Link phosphor-hostlogger and bmcweb

Artem Senichev artemsen at gmail.com
Wed May 26 16:11:19 AEST 2021


On Tue, May 25, 2021 at 10:29:48PM -0700, Nan Zhou wrote:
> Hi Artem,
> 
> I listed the potential changes below (to the best of my understand of
> phosphor-hostlogger),
> 
> 1. log_buffer.xpp:
> will be removed; we propose to persist a chunk into the log file as soon as
> we receive it; newline will be logged as is, so logs are still splitted by
> newlines;

If you remove the newline handler we will lose the timestamps added for each
line.

> we can potentially set the maximum length of a log as well (force
> split a long line into smaller lines)

I would leave the host output "as is". I don't think we should modify it.

> 2. host_console.xpp: stay unchanged;
> 
> 3. zlib_file.xpp, zlib_exception.xpp:
> will be removed or slightly changed; we can potentially use the linux
> logrotate which has built-in compression and file rotation (in this case
> these compression utilities will be removed).
> The latest log file isn't compressed any more.

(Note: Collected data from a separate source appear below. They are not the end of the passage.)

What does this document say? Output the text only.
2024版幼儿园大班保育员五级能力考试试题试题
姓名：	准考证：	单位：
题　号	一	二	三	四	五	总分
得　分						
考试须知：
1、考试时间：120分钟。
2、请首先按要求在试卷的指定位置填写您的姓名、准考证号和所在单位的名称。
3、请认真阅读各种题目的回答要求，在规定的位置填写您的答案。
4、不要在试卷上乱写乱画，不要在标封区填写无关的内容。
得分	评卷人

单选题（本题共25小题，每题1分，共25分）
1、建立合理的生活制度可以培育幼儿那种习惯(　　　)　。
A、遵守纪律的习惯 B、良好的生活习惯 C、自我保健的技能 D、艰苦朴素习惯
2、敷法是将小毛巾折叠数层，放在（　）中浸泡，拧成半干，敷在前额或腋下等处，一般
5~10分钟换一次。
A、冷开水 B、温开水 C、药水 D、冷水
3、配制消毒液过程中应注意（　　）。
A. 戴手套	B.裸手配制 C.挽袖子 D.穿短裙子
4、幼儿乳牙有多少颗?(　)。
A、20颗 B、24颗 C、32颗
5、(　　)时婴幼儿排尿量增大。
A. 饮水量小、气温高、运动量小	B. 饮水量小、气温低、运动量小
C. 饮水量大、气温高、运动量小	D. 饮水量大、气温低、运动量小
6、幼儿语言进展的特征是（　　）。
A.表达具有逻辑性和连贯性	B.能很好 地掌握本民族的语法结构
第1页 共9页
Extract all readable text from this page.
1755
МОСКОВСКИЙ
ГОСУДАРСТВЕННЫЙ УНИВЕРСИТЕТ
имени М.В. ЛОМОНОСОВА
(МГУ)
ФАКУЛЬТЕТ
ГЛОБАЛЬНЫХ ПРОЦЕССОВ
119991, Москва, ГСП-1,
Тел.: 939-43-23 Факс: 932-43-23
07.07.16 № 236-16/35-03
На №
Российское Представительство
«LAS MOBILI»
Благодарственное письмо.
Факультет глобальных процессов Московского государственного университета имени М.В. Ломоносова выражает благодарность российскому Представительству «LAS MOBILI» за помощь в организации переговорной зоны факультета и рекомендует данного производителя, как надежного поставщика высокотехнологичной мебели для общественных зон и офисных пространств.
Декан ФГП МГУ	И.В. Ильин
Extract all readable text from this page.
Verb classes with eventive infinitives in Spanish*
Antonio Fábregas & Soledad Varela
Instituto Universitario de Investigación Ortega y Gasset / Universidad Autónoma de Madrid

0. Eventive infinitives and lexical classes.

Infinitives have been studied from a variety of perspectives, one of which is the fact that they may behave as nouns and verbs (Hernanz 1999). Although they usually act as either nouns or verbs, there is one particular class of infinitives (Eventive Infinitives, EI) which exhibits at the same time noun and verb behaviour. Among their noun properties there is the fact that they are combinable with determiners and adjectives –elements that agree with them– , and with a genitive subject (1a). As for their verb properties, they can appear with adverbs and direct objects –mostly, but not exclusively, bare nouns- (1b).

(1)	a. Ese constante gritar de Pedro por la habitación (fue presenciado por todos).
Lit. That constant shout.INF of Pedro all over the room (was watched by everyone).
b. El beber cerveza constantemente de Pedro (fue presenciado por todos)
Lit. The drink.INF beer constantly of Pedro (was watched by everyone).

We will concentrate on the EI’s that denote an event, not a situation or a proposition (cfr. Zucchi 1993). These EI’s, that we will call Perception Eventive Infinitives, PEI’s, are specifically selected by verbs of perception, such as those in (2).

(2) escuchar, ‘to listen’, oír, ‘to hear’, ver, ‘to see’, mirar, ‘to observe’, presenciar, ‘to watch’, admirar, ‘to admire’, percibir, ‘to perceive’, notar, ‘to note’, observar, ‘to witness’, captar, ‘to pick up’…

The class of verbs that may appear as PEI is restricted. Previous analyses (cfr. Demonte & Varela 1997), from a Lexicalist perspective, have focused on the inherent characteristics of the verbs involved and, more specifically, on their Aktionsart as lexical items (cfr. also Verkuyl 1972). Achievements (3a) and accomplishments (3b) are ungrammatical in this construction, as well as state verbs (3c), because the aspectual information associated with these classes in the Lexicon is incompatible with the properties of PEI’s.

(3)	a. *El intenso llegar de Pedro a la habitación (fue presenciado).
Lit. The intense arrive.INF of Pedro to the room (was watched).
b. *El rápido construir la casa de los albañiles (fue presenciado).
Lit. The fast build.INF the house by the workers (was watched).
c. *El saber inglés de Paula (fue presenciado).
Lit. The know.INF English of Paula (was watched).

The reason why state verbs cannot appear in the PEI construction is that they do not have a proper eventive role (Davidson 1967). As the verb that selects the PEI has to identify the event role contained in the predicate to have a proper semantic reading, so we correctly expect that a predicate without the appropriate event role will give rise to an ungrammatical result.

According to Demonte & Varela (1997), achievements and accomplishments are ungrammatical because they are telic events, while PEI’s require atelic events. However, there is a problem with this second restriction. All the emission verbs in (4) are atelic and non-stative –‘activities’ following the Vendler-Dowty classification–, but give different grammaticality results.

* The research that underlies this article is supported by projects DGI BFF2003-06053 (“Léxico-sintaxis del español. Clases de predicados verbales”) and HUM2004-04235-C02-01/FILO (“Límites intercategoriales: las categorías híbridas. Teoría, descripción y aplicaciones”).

History log files are still
> compressed.

Just curious, how are you going to remove the oldest messages from the latest
file in runtime? You are not going to rewrite the entire file on every input
character, are you?

> We need to implement some codes to deal with the race condition in log
> rotations (we should reopen the writing fd after the latest log file is
> renamed; inotify might do the trick).
> We might also need to rotate according to host boot cycles (like what
> postcodes are doing right now).
>
> 3. dbus_loop.xpp: stay unchanged;
> 
> 4. service.xpp:
> will be slightly changed; socket IO callback and host state watcher are
> kept; manual flash or flash upon service restart will be removed

The manual flush is used in the dreport, please don't forget to remove that
call there.

> 5. config.xpp:
> will be slightly changed; options for flash policy will be removed;

Not slightly =)
Most options are related to the buffer and flush policies.
As I can see, there will stay the socket Id and output directory only.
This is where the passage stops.